Revisiting Acoustic Features for Robust ASR
Muhammad A. Shah, Bhiksha Raj
TL;DR
The paper addresses ASR robustness to real-world noise and adversarial perturbations by revisiting biologically inspired acoustic features. It evaluates multiple features, including the novel DoGSpec and Frequency Masked Spectrogram (FreqMask), with transformer-based ASR models on LibriSpeech, TEDLIUM, and MLS-es, using SRB for non-adversarial noise and PGD-based adversarial attacks. DoGSpec consistently improves adversarial robustness with minimal loss in $WER$ on clean data, while GammSpec enhances accuracy and non-adversarial noise robustness; LogMelSpec underperforms against adversarial perturbations. The findings highlight the impact of acoustic feature design on ASR reliability and suggest that integrating biological auditory mechanisms can yield practical robustness gains, even when training on large and diverse datasets.
Abstract
Automatic Speech Recognition (ASR) systems must be robust to the myriad types of noises present in real-world environments including environmental noise, room impulse response, special effects as well as attacks by malicious actors (adversarial attacks). Recent works seek to improve accuracy and robustness by developing novel Deep Neural Networks (DNNs) and curating diverse training datasets for them, while using relatively simple acoustic features. While this approach improves robustness to the types of noise present in the training data, it confers limited robustness against unseen noises and negligible robustness to adversarial attacks.
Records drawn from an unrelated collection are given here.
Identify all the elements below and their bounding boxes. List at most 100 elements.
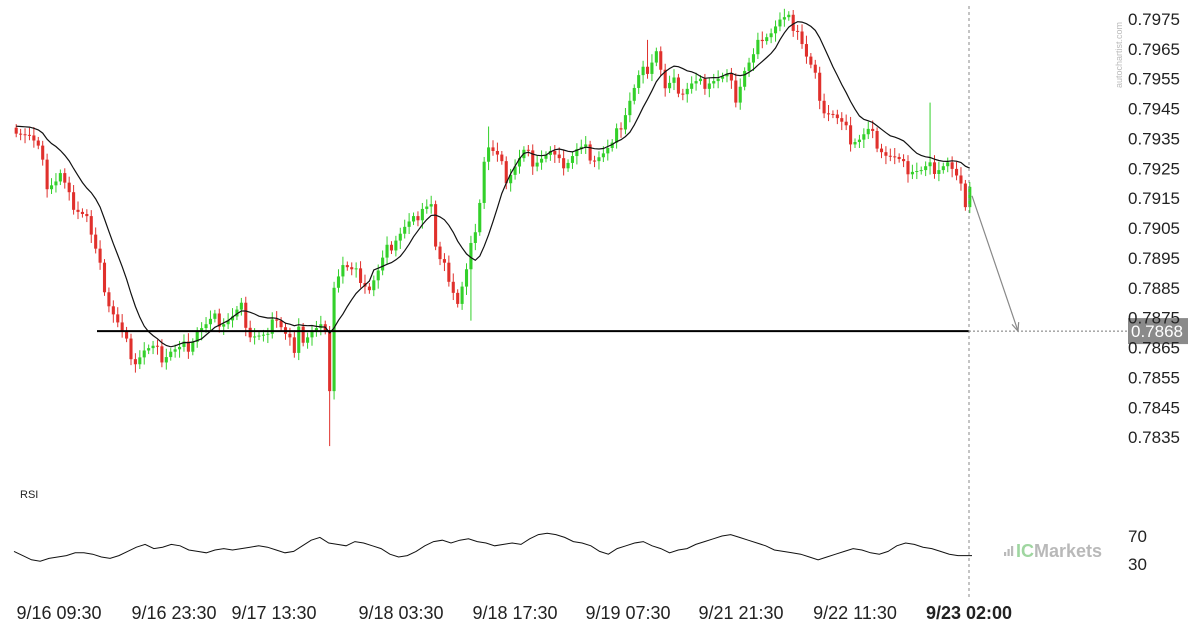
rsi-tick-label: 30 (1128, 555, 1147, 574)
candle (341, 256, 345, 284)
candle (778, 12, 782, 32)
candle (257, 331, 261, 341)
candle (336, 269, 341, 293)
candle (164, 348, 168, 370)
candle (835, 109, 839, 125)
candle (58, 169, 62, 186)
candle (796, 24, 800, 40)
candle (125, 326, 129, 343)
candle (142, 342, 146, 365)
candle (456, 289, 460, 308)
candle (478, 199, 482, 236)
candle (610, 139, 614, 152)
candle (442, 253, 446, 272)
candle (888, 148, 892, 162)
price-tick-label: 0.7925 (1128, 159, 1180, 178)
forecast-arrow-head (1011, 322, 1020, 333)
candle (853, 138, 857, 148)
icmarkets-logo: ICMarkets (1004, 541, 1102, 561)
candle (575, 143, 579, 165)
candle (513, 159, 517, 180)
candle (19, 128, 23, 141)
candle (712, 73, 716, 89)
candle (359, 261, 363, 288)
candle (557, 147, 561, 163)
price-tick-label: 0.7945 (1128, 100, 1180, 119)
candle (588, 140, 592, 165)
candle (270, 312, 274, 339)
candle (301, 323, 305, 347)
candle (111, 300, 115, 323)
candle (381, 250, 385, 276)
candle (553, 145, 557, 163)
forecast-arrow-line (971, 195, 1019, 332)
candle (495, 142, 499, 162)
candle (469, 235, 473, 321)
candle (345, 261, 349, 271)
candle (54, 173, 58, 193)
candle (769, 28, 773, 44)
candle (328, 326, 332, 447)
time-tick-label: 9/18 17:30 (472, 603, 557, 623)
rsi-tick-label: 70 (1128, 527, 1147, 546)
candle (928, 102, 932, 175)
candle (690, 76, 694, 94)
current-price-label: 0.7868 (1128, 318, 1188, 345)
candle (871, 120, 875, 139)
candle (354, 262, 358, 278)
candle (98, 240, 102, 270)
candle (840, 112, 844, 131)
candle (385, 236, 389, 265)
candle (707, 77, 711, 98)
candle (447, 255, 451, 287)
price-tick-label: 0.7845 (1128, 398, 1180, 417)
candle (800, 24, 804, 49)
candle (773, 20, 778, 42)
candle (487, 126, 491, 171)
candle (531, 144, 535, 175)
svg-text:ICMarkets: ICMarkets (1016, 541, 1102, 561)
candle (120, 314, 124, 338)
candle (319, 315, 323, 336)
candle (460, 281, 464, 310)
candle (818, 66, 822, 110)
candle (407, 213, 411, 235)
time-tick-label: 9/17 13:30 (231, 603, 316, 623)
candle (751, 48, 756, 71)
candle (597, 151, 601, 170)
candle (535, 155, 539, 172)
candle (372, 275, 376, 297)
price-tick-label: 0.7865 (1128, 339, 1180, 358)
candle (716, 70, 720, 89)
candle (133, 353, 137, 373)
candle (910, 164, 914, 180)
candle (169, 348, 173, 361)
candle (67, 176, 71, 201)
candle (641, 60, 645, 84)
candle (27, 127, 31, 141)
candle (606, 139, 610, 161)
candle (94, 227, 98, 254)
candle (919, 166, 923, 175)
candle (434, 200, 438, 251)
candle (681, 88, 685, 101)
candle (367, 283, 371, 294)
candle (213, 309, 217, 323)
candle (239, 297, 243, 316)
candle (473, 223, 477, 251)
candle (968, 182, 972, 214)
candle (208, 310, 213, 332)
price-tick-label: 0.7895 (1128, 249, 1180, 268)
candle (235, 306, 239, 321)
candle (49, 178, 54, 194)
candle (592, 155, 597, 168)
candle (416, 211, 420, 227)
candle (562, 149, 566, 176)
candle (654, 47, 658, 67)
candle (394, 235, 398, 257)
candle (857, 134, 861, 148)
price-tick-label: 0.7875 (1128, 309, 1180, 328)
candle (765, 33, 769, 45)
candle (676, 73, 680, 98)
candle (694, 72, 698, 91)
In this paper, we revisit the approach of earlier works that developed acoustic features inspired by biological auditory perception that could be used to perform accurate and robust ASR. In contrast, Specifically, we evaluate the ASR accuracy and robustness of several biologically inspired acoustic features. In addition to several features from prior works, such as gammatone filterbank features (GammSpec), we also propose two new acoustic features called frequency masked spectrogram (FreqMask) and difference of gammatones spectrogram (DoGSpec) to simulate the neuro-psychological phenomena of frequency masking and lateral suppression. Experiments on diverse models and datasets show that (1) DoGSpec achieves significantly better robustness than the highly popular log mel spectrogram (LogMelSpec) with minimal accuracy degradation, and (2) GammSpec achieves better accuracy and robustness to non-adversarial noises from the Speech Robust Bench benchmark, but it is outperformed by DoGSpec against adversarial attacks.